Oui, c'est certain. Car un corps concentre sur lui la réalité, en ce sens qu'il est très «réel». Quand on le voit, on ne peut plus douter de la mort de l'autre. A l'inverse, en son absence, notre imaginaire va nous proposer des scénarios qui sont autant de fictions (peut-être que l'autre existe quelque part, peut-être que...), mais aussi nous soumettre des images d'horreur.

Certains prétendent qu'il est peut-être préférable de ne pas récupérer le corps, plutôt que dans un état très abîmé. Partagez-vous cette idée?
Je me réfère à l'approche des pompes funèbres, notamment lorsqu'ils recueillent des défunts dont le corps est mutilé. Ils vont alors représenter une forme de corps sous un drap blanc et en laisser apparaître une partie intacte, la main par exemple, afin que la personne endeuillée puisse dissiper tout doute, qu'elle puisse s'assurer, vérifier par elle-même, que l'autre est bien décédé.

«Il semble qu'il vaille mieux faire cette expérience douloureuse plutôt que de laisser l'imaginaire prendre le dessus»
Alix Noble Burnand.
Alix Noble Burnand.

Les familles des disparus du Titan peuvent peut-être toujours croire, en dépit des conclusions émises par les autorités, que l'un des leurs a survécu, qu'il s'est peut-être accroché à un débris et est remonté à la surface.
Parce que nous ne sommes pas outillés pour nous représenter nous-mêmes morts. L'humain n'a pas cette compétence. Dès lors, il nous est impossible d'imaginer l'autre mort et donc, en l'absence de corps, on peut refuser inconsciemment de le croire décédé.

La semaine dernière, nous avons appris la mort de Gino Mäder sur le Tour de Suisse. Comme les aventuriers du Titan, le coureur cycliste saint-gallois est décédé en pratiquant sa passion. Dans les deux cas, certains y ont trouvé un motif de consolation, expliquant que les disparus étaient morts à l'endroit qu'ils aimaient le plus.
Les endeuillés vont toujours chercher du sens dans ce qui arrive. Certains vont dire que c'est affreux et qu'il n'y avait rien de pire que ce qui s'est produit, en soulignant par exemple qu'un coureur cycliste qui avait toute la vie devant lui n'aurait jamais dû disparaitre en exerçant son métier; d'autres au contraire vont estimer qu'il n'y a pas de plus belle mort que de s'en aller à l'endroit qu'on aime le plus.

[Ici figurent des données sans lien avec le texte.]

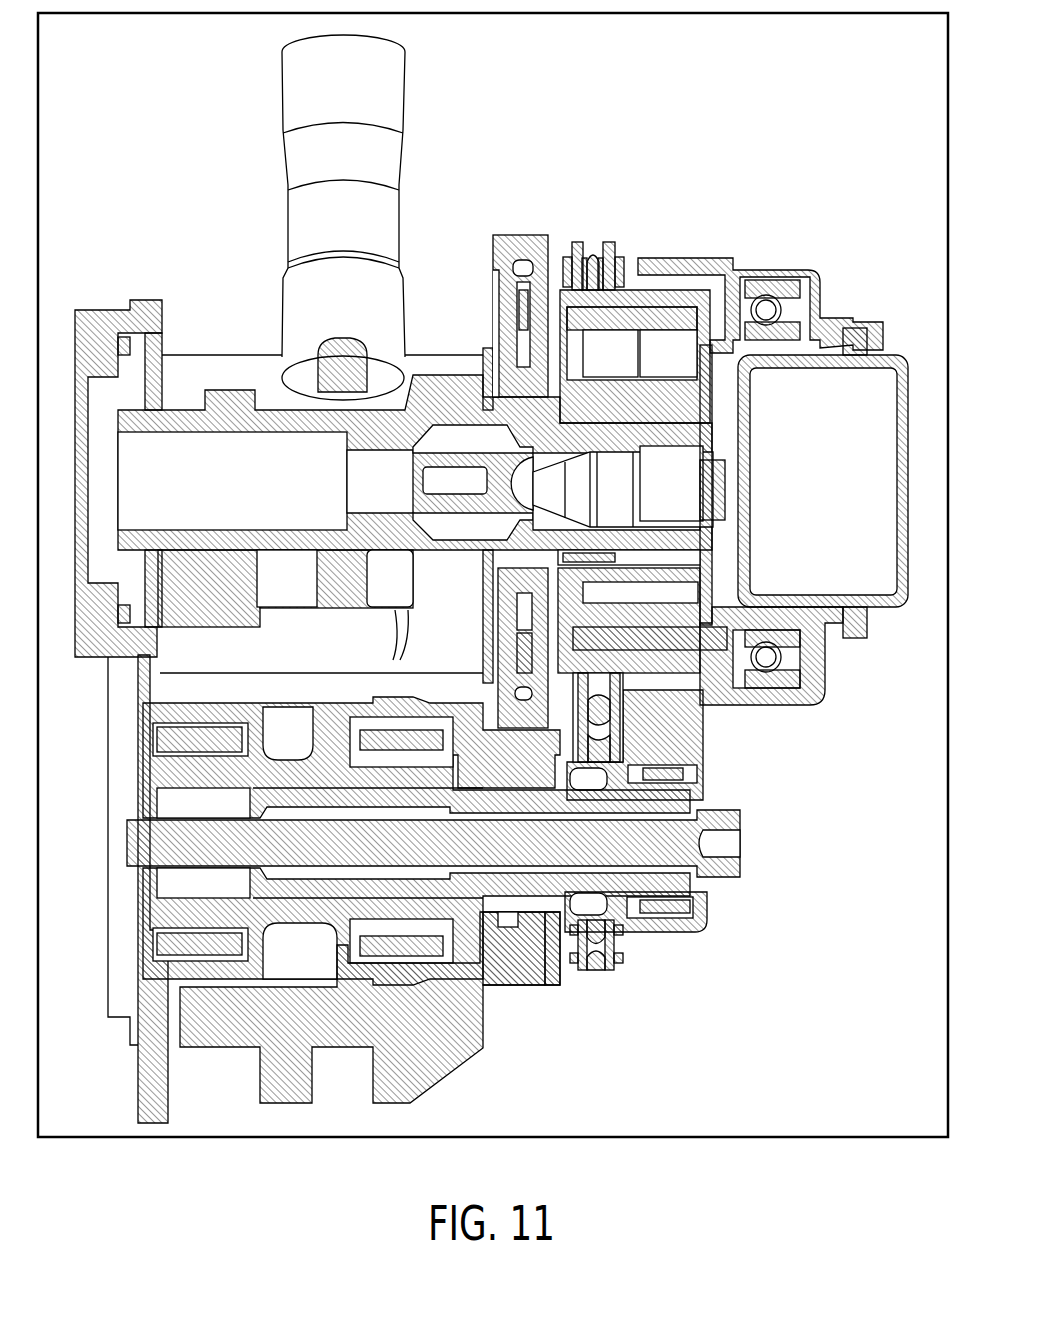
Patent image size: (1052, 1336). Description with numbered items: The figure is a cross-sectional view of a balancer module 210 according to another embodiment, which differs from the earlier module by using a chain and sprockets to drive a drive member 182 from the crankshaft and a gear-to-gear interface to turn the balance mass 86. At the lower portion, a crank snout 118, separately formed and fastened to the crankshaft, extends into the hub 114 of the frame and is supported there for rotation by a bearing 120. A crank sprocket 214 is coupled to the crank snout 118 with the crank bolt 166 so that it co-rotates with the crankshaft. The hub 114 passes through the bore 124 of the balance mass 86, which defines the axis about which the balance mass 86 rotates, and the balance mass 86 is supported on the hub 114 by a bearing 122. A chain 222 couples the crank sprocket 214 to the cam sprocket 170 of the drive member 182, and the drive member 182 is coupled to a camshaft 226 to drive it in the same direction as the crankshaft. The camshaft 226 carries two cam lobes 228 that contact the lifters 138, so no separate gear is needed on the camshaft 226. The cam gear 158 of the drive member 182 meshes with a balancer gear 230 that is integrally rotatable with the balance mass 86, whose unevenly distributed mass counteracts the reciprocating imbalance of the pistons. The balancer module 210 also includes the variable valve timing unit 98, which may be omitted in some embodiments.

The balancer module 210 is at (752, 104).
The lifters 138 is at (300, 104).
The drive member 182 is at (565, 241).
The cam gear 158 is at (493, 246).
The cam sprocket 170 is at (595, 250).
The chain 222 is at (617, 250).
The camshaft 226 is at (230, 398).
The cam lobes 228 is at (398, 410).
The variable valve timing unit 98 is at (908, 570).
The bearing 120 is at (183, 727).
The crank snout 118 is at (153, 768).
The bearing 122 is at (360, 732).
The crank bolt 166 is at (128, 835).
The crank sprocket 214 is at (618, 905).
The bore 124 is at (480, 945).
The balancer gear 230 is at (538, 965).
The balance mass 86 is at (432, 1072).
The hub 114 is at (160, 1087).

Des experts ont affirmé que l'implosion du Titan était tellement soudaine que les occupants de l'appareil n'ont pas souffert et ne se sont pas vus mourir. Cela est-il de nature à soulager les familles?
Lorsque je suis confrontée à des personnes qui imaginent que le disparu a souffert avant son décès, je leur demande toujours si elles ont déjà eu un accident. Parce qu'en pareil cas, on a une telle décharge d'adrénaline et de stress qu'on est complètement dans l'instant. Ceux qui ont vécu un accident le savent: sur le moment, on ne pense pas.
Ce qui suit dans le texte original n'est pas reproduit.